Of course, this explanation of the lack of democracy has implied that democratic regimes would respond better to general public interests and redistribute more broadly the benefits of investments in the natural resource sector. The policy implications of this line of argument are equally bleak. If natural resource wealth has a structurally deterministic impact on the incentives and the interests of domestic political regimes, then there is little scope for change. The conclusion comes close to proposing that well-endowed countries leave their natural resources in the ground to prevent rent-seeking from taking place. A major challenge for both types of political-economic explanations has been that they have not been able to explain variance in outcomes across natural resource-abundant countries.
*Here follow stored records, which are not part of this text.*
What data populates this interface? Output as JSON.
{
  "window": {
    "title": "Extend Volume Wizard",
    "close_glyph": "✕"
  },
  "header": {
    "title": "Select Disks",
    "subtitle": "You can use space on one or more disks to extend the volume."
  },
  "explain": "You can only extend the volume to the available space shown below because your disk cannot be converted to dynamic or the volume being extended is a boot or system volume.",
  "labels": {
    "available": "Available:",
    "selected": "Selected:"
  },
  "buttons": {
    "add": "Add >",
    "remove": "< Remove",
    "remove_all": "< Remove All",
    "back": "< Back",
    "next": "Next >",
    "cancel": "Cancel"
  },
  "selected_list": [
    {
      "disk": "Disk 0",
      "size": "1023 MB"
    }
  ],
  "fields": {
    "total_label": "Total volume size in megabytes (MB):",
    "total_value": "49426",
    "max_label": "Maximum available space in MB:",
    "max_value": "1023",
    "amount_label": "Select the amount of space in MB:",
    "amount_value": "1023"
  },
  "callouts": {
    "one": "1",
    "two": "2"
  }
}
While most natural resource-abundant countries, and in particular oil-rich countries, appear to have suffered from this type of resource curse, there are a few frequently cited examples of countries that seem to have avoided this outcome. These countries have typically included Chile and Botswana, which are of course mining countries. Arguably, the positive examples also include Malaysia and Indonesia and among industrialized countries Norway, the US, Australia and Canada. It would be beneficial for Guyana to look upon these countries to identify institutional features that distinguish them from the many others.
If the existence and causes of the resource curse are controversial, it is hardly surprising that cures or means of avoiding it are equally problematic. However, in terms of Guyana’s potential, if there is a strong probability of an attack of resource curse, or if the institutions for the development of positive linkages to the non-hydrocarbon sector are weak, then it would be suggested that depletion should be slowed in order to allow time for the necessary institutions to develop although, it is by no means obvious that such institutional development will simply occur spontaneously. Clearly, fears of an attack of the resource curse will play an important role in the decision of governments on whether or not to convert their below-ground assets of petroleum resources into above-ground assets of cash. However, also important is the issue of whether the above-ground assets of cash might be managed effectively in reserve funds.